Veterinary Voice: Congenital and/or Hereditary Definitions
Dr. Marty Greer, DVM joins host Laura Reeves for a deep dive on the question of congenital vs hereditary disease definitions.
“So congenital is something you’re born with, not necessarily inherited, but something you’re born with. Genetic is something that you carry the DNA for,” Greer said. “If you’re born with something, it’s congenital. So, if you’re born with the umbilical cord wrapped around the puppies leg and the leg doesn’t fully develop, that’s congenital because they were born with it but it wasn’t genetic, it was an accident that the cord wrapped around the way. Just ’cause you see it at birth doesn’t mean it’s genetic.
Many diseases, Greer noted, “there is a genetic basis” with a “trigger.”
“An epigenetic or an environmental trigger, is there a nutritional component to it, was there some exposure to a chemical that predisposed the patient to it. So that’s where it starts to get muddy. Not everything that’s genetic is easy to figure out the inheritance pattern for. The things that we can DNA test for now are pretty much autosomal recessive genes,” Greer said.

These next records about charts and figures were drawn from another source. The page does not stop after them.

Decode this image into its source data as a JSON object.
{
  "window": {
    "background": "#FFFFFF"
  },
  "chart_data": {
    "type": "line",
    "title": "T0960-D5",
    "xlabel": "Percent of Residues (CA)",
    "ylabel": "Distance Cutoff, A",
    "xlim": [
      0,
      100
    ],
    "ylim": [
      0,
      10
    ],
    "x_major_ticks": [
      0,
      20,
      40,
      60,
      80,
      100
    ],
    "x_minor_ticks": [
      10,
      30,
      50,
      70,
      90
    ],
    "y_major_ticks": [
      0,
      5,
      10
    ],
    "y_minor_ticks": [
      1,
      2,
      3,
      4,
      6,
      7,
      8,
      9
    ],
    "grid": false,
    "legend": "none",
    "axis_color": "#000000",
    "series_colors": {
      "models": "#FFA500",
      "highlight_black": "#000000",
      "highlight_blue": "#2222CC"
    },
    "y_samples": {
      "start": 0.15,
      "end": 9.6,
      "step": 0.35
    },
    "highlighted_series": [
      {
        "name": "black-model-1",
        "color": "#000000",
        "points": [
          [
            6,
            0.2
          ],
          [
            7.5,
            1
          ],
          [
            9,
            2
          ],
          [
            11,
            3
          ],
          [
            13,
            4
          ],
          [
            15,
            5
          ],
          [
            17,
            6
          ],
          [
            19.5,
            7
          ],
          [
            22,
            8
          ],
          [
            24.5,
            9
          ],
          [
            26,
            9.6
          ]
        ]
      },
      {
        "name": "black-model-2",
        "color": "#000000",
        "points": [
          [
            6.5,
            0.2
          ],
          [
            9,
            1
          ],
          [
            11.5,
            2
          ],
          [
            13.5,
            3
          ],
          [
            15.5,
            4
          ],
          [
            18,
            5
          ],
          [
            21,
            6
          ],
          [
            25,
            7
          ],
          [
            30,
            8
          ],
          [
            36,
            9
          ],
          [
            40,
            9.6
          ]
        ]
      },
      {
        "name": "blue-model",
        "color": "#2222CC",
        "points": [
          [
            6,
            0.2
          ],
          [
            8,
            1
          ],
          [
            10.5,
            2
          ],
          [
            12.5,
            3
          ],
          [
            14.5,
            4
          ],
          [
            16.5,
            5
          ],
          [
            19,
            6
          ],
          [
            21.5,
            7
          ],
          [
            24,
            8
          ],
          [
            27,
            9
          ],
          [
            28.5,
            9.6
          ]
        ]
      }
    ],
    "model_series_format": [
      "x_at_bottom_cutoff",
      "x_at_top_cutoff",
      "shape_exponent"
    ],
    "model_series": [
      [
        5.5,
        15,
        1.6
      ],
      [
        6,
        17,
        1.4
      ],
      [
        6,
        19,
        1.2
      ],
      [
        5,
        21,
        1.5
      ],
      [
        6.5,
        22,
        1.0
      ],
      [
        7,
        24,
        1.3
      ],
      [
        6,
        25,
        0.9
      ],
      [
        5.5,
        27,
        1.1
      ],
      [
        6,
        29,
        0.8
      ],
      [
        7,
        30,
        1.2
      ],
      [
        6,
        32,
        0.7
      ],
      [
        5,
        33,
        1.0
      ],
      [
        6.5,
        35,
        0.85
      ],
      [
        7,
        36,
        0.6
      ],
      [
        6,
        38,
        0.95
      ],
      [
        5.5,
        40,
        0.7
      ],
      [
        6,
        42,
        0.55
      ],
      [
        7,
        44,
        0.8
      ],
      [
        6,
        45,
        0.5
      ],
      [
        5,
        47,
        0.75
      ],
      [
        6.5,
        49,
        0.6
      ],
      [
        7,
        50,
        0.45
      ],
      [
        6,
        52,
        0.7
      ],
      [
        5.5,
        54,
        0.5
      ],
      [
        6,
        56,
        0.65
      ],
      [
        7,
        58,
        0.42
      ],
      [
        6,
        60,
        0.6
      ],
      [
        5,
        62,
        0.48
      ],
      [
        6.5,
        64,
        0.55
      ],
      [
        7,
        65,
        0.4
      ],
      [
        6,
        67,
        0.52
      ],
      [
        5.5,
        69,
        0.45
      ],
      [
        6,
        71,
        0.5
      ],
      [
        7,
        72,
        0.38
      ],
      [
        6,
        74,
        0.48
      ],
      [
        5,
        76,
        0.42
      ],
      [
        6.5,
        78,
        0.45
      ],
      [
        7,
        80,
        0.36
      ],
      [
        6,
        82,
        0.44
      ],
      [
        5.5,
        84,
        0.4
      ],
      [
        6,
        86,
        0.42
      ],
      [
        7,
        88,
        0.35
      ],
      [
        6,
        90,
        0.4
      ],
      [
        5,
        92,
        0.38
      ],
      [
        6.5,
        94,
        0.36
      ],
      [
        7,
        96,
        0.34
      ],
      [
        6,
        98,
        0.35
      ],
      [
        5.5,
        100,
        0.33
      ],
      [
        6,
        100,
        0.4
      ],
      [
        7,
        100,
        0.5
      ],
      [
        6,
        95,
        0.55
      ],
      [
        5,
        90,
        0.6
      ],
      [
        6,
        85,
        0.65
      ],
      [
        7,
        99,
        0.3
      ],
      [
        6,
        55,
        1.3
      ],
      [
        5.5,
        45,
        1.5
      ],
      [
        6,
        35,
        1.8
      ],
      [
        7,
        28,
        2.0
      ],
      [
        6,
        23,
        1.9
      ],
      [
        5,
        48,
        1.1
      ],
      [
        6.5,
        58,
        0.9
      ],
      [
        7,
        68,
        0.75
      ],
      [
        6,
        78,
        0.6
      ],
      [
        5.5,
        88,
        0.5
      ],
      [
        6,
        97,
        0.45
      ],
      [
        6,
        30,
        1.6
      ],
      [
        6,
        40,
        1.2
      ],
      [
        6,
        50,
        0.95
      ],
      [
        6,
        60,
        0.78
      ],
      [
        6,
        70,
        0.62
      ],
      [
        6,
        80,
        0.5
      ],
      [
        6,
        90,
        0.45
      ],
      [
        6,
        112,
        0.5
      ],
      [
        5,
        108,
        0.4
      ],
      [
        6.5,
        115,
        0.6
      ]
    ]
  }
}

“Are we throwing dogs out of our gene pool because they have something that’s genetic and we don’t have the right test for it, then we may never have a test for it or it’s not genetic or have some genetic and epigenetic and environmental component to it? As much as we think we understand this stuff, it’s not easy,” Greer added.
“The more we know, the less we know. As we start adding this information to our knowledge base, it’s going to become evident to us that what we thought isn’t really true… all information is valuable, but if you don’t apply it correctly, you’re going to end up bottlenecking your gene pool, as you’re going to throw good dogs out.”